Dear Reader,
This week I've been thinking about how I ended up here. Here as in being a writer. There's no one thing that led me here really. I've wanted to tell stories for as long as I can remember. But there is one incident that feels a little...prophetic?
I had this English teacher in high school. Let's call her, Ms Green*.
(*Name changed to protect the guilty. And because I can't remember it.)
I'm pretty sure Ms Green didn't much like having me as a student (shocking I know). We used to run into each other all the time in the school library and it became clear that she thought the books I liked were pretty subpar.

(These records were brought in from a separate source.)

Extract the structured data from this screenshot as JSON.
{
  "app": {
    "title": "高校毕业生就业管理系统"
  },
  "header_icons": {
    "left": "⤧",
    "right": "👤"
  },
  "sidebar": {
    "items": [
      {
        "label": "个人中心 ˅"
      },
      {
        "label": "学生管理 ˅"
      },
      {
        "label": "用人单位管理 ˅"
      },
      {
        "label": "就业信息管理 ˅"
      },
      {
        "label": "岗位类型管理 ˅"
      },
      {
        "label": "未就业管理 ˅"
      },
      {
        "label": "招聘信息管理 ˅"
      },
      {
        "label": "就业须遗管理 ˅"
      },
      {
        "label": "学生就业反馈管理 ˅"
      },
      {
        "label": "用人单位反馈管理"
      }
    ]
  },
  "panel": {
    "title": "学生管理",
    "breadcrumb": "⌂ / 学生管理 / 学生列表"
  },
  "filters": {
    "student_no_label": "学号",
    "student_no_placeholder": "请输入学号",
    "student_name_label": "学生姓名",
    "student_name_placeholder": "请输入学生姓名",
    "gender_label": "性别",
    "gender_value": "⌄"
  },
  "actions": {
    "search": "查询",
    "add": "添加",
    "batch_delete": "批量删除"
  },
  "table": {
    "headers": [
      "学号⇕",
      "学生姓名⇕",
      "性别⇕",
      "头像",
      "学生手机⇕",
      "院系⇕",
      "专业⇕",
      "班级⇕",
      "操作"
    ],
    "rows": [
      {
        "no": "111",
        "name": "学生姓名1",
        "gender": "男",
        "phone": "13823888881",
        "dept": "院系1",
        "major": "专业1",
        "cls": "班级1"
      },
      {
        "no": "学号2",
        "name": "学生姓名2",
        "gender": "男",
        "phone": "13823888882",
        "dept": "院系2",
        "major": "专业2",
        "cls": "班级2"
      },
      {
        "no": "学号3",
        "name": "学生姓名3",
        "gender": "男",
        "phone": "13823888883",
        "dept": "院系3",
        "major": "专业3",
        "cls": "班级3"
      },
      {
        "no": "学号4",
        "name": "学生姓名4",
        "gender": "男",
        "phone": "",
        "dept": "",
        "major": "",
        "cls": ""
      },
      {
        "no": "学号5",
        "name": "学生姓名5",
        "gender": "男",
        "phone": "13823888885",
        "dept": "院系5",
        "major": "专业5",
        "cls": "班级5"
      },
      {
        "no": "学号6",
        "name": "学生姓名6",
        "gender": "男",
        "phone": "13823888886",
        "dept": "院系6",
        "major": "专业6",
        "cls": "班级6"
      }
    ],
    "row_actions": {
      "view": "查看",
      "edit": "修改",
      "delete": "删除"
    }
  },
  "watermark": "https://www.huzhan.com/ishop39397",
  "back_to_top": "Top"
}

I remember one time while I was standing in line to borrow one of Georgette Heyer's regency romance novels, Ms Green turned to me and said, "You realize books like that are the worst kind of escapist trash?"
Smart-ass sixteen-year-old me blinked back at her and said, "Of course it's escapist. I go to school here."
I know. I can't understand why she didn't like me.
But Ms Green was also a fair woman. She always graded my work like it deserved and, despite thinking I wouldn't know a good book if it bit me, she was also the first person to ever suggest I become a professional writer.
To help us understand genre, each week for a semester Ms Green's students were required to write the opening for a different type of novel.
We did thriller, mystery, science fiction, fantasy, and even romance.
I loved these assignments and ripped through them all
with budding writer enthusiasm. I got pretty good marks on all of them, especially the fantasy. But it was the romance assignment Ms Green made me stand up and read out-loud to the rest of class.
I turned brick red and almost died from embarrassment, but I did what she asked.
When I'd finished stuttering it out, Ms Green turned to the class and said, "Did you hear that? It was perfect. Exactly what a romance novel should be. If Edwina finished that book they would publish it." She turned to look at me. "You should be a romance writer."
To this day, I'm not quite sure whether or not she meant that as insult.
But either way it's not like she was wrong.
So thank you, Ms Green, wherever you are. I took your advice and I could not be happier.